Bellow went on to write Henderson the Rain King (1959), Herzog (1964), Seize the Day (1956), and Humboldt’s Gift (1975), and received the Nobel Prize in literature in 1976. Novelist Philip Roth called him “the backbone of 20th-century American literature,” though Vladimir Nabokov dismissed him as a “miserable mediocrity,” which Bellow shrugged off, saying, “Every time you’re praised, there’s a boot waiting for you.” He bought a farm in Vermont, wore bespoke suits with Turnbull & Asser shirts and a Borsalino hat. He married five women, divorcing four, and became a father for the last time at 84. He taught for 30 years at the University of Chicago, and when asked why he continued teaching long after he was financially successful, he answered: “You’re all alone when you’re a writer. Sometimes you just feel you need a humanity bath. Even a ride in the subway will do that. But it’s much more interesting to talk about books. After all, that’s what life used to be for writers: they talk books, politics, history, America. Nothing has replaced that.”
It’s the birthday of novelist and short-story writer James Salter, born James Horowitz, in New York City (1925). He attended West Point and became a pilot in the Air Force.
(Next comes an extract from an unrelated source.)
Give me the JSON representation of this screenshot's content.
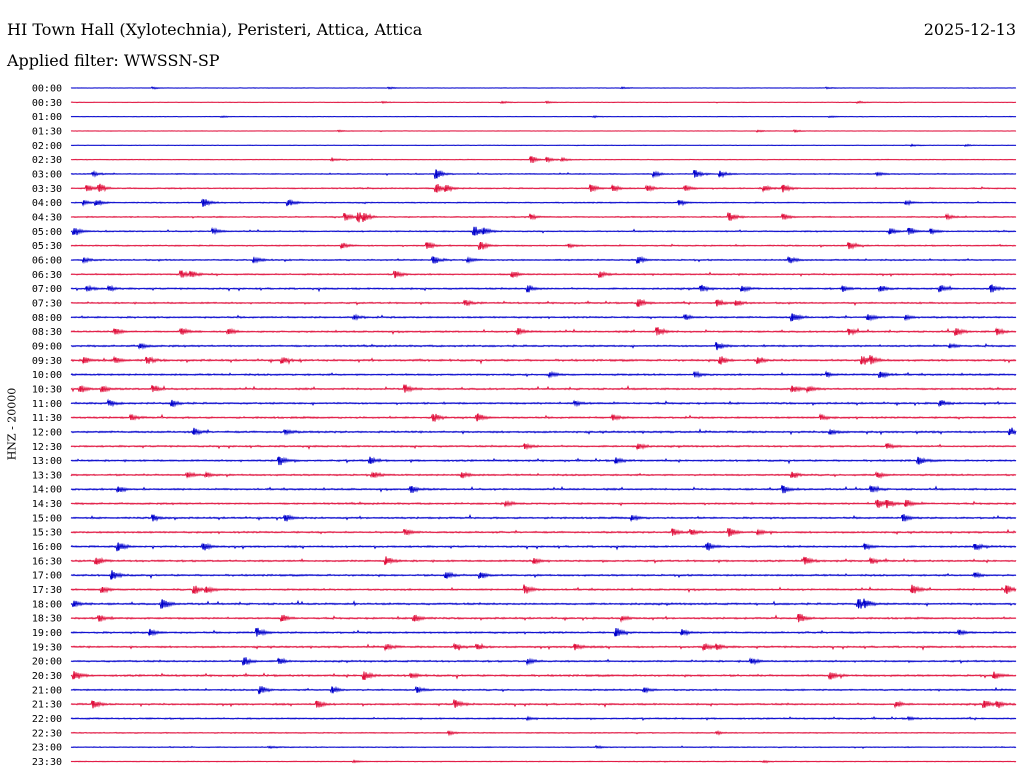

He flew 100 combat missions during the Korean War, and served as a squadron leader in Europe before retiring in 1957 to become a writer. His first two novels, The Hunters (1957) and The Arm of Flesh (1960), were based on his experiences as a combat pilot. Next came what he called “the first good thing I wrote,” A Sport and a Pastime (1967), a novel about the love affair between a Yale dropout living in Paris and a working-class French girl.
It’s the birthday of biologist and writer Edward O. Wilson, born in Birmingham, Alabama (1929). His research was presented in the books Sociobiology: The New Synthesis (1975) and the Pulitzer Prize-winning On Human Nature (1978). He received a second Pulitzer Prize for The Ants (1990). His most recent book is The Meaning of Human Existence (2014).